Martin è l'uomo da battere, ma occhio ai giovani italiani

La classe inferiore riparte da Termas de Rio Hondo con lo spagnolo del team Gresini reduce dalla vittoria all'esordio in Qatar. Ma i potenziali rivali non mancano

Jorge Martin, del team Gresini, in testa al Gran Premio del Qatar di Moto3
Jorge Martin, del team Gresini, in testa al Gran Premio del Qatar di Moto3 (Gresini)
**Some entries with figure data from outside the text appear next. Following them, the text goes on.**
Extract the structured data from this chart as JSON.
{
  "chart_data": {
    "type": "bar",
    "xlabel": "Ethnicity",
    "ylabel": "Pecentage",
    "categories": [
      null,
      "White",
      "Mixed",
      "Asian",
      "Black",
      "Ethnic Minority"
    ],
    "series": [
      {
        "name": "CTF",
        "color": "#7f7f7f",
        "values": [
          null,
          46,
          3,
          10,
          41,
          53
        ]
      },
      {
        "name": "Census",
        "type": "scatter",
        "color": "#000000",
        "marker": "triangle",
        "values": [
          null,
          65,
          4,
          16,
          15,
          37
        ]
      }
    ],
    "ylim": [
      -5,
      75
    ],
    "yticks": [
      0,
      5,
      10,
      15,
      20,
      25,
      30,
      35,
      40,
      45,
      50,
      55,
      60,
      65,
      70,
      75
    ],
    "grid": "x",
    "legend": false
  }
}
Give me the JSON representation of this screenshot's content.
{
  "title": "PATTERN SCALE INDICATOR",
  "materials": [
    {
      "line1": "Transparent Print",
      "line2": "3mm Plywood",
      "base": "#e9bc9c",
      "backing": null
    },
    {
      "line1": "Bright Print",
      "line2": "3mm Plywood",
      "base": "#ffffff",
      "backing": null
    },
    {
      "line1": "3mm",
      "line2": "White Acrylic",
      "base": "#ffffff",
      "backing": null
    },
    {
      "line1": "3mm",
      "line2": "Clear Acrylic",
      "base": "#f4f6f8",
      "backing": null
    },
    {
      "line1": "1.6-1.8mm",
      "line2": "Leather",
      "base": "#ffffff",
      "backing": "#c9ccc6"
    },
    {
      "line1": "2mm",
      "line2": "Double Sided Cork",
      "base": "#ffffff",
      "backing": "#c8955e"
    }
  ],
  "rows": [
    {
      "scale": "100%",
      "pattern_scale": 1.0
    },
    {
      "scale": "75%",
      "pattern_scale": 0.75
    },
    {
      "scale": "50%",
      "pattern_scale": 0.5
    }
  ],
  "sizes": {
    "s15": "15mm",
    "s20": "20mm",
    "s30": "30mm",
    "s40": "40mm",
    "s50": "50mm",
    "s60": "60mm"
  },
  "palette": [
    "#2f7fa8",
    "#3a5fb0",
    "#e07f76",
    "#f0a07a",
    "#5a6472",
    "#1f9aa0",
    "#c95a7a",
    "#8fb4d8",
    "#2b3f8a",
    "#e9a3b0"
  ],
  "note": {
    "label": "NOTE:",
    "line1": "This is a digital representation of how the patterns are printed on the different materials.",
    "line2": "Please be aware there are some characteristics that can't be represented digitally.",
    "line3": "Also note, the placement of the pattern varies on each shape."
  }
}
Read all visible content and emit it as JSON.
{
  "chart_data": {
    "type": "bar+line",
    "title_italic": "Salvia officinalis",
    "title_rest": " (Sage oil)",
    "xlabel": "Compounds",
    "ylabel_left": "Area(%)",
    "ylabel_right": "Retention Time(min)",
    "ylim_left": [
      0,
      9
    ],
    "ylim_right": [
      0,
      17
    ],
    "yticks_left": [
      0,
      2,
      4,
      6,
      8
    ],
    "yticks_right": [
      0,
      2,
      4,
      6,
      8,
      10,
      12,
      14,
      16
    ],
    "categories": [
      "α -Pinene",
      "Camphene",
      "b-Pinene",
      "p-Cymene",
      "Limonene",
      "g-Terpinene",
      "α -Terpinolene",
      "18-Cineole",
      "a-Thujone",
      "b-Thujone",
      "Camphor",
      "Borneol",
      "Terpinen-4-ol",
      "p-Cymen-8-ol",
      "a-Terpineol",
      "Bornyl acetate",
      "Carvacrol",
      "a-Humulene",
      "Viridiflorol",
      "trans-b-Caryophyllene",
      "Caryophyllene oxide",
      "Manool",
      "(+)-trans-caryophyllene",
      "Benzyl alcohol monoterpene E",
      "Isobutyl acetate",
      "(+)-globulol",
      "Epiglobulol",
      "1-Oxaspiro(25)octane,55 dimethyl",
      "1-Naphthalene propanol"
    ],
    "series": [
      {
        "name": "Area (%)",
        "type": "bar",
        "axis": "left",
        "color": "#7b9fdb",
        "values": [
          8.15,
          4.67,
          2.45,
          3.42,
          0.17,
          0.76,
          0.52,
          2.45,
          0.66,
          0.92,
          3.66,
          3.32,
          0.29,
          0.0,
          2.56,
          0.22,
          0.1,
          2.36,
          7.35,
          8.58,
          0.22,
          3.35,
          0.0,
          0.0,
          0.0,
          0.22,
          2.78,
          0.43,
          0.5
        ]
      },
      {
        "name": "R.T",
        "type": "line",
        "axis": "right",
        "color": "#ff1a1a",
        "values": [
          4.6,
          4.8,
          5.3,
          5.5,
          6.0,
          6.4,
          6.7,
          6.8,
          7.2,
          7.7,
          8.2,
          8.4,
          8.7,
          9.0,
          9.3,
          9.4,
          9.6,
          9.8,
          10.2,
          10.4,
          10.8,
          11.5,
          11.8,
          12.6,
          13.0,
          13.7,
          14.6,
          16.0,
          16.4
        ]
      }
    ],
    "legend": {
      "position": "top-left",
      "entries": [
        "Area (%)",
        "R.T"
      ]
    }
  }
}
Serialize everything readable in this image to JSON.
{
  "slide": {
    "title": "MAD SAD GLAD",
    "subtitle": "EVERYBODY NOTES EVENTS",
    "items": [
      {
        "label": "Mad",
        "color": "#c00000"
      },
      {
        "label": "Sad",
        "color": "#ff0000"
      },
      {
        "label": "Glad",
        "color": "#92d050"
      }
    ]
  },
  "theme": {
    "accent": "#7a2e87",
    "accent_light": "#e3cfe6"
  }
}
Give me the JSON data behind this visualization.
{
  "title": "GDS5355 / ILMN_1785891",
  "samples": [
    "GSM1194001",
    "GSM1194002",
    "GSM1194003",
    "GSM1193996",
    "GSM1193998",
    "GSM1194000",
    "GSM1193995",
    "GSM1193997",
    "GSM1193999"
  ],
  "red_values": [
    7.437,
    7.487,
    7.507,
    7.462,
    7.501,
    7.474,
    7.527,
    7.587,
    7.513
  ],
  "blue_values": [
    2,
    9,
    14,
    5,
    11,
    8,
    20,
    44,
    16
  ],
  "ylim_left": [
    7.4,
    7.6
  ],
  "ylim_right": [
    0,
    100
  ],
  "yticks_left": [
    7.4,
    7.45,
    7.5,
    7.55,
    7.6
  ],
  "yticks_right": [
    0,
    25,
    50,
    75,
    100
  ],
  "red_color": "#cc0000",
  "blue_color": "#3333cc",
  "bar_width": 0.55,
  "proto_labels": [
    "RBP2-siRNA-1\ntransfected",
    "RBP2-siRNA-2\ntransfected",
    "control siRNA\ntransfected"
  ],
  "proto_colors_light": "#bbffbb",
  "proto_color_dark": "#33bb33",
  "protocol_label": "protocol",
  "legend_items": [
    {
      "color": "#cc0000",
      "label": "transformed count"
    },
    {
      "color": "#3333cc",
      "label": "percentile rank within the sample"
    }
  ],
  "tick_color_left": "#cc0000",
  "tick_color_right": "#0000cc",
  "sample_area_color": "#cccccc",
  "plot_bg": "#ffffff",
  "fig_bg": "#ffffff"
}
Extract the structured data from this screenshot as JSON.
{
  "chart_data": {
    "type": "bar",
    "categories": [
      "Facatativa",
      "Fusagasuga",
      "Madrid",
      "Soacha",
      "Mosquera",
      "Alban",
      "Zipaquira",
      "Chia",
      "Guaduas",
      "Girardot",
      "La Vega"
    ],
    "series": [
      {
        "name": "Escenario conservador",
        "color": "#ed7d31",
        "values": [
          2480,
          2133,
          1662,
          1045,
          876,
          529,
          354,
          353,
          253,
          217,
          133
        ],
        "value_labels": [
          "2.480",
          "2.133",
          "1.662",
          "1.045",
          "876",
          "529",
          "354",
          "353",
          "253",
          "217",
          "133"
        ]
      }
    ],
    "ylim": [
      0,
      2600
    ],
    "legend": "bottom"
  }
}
TERMAS DE RIO HONDO – Termas de Rio Hondo, Argentina. Sarà questo il prossimo appuntamento del team Gresini Moto3 per il secondo appuntamento della stagione 2018 del Motomondiale. La squadra capitanata da Fausto Gresini arriva sulle ali dell’entusiasmo dopo l’esordio con vittoria a Losail e con entrambi i piloti in ottimo stato di forma. Jorge Martin, con i primi 25 punti della sua stagione, conosce bene il tracciato argentino, dove lo scorso anno ha già assaporato prima fila in qualifica e podio. Qualche chilo in meno grazie al duro allenamento di queste settimane e la consapevolezza di essere veloce e competitivo ne fanno sicuramente il pilota più in vista della categoria cadetta. «L’Argentina è un tracciato dove già lo scorso anno, pur con vari problemi sull’anteriore, ho conquistato un buon terzo posto – racconta lo spagnolo – Mi sto allenando tantissimo e sono in un buon momento di forma perdendo anche un po’ di peso. Sono motivatissimo e con tanta voglia di far bene: so che l’asfalto è nuovo, quindi ci sarà da adattarsi rapidamente, ma l’obiettivo sarà stare nelle prime posizioni in tutte le sessioni e portare a casa il miglior risultato possibile».

Riscossa tricolore
Ma Martin dovrà fare i conti anche con la nutrita e agguerrita pattuglia di giovani italiani. A partire dal suo compagno di squadra Fabio Di Giannantonio, che in Argentina non è mai andato a punti nelle due precedenti apparizioni, ma ha grande feeling con questa pista, e la dimostrazione sta nelle qualifiche dello scorso anno (quinto), tra le migliori della sua giovanissima carriera. «Il circuito di Rio Hondo mi piace tantissimo, e dopo il Qatar arriviamo davvero carichi e con la voglia di tornare a posizioni che più ci competono – commenta il romano – Arriveremo pronti sia fisicamente perché mi sto allenando tantissimo e con la moto perché già in Qatar era perfetta. Mi sento spesso con la squadra, e so che saremo pronti per questo secondo appuntamento stagionale». Con asfalto nuovo tutto da testare, i piloti della classe Moto3 inizieranno il fine settimana sudamericano questo venerdì a partire dalle 14 ora italiana con le prime libere del Gran Premio d'Argentina.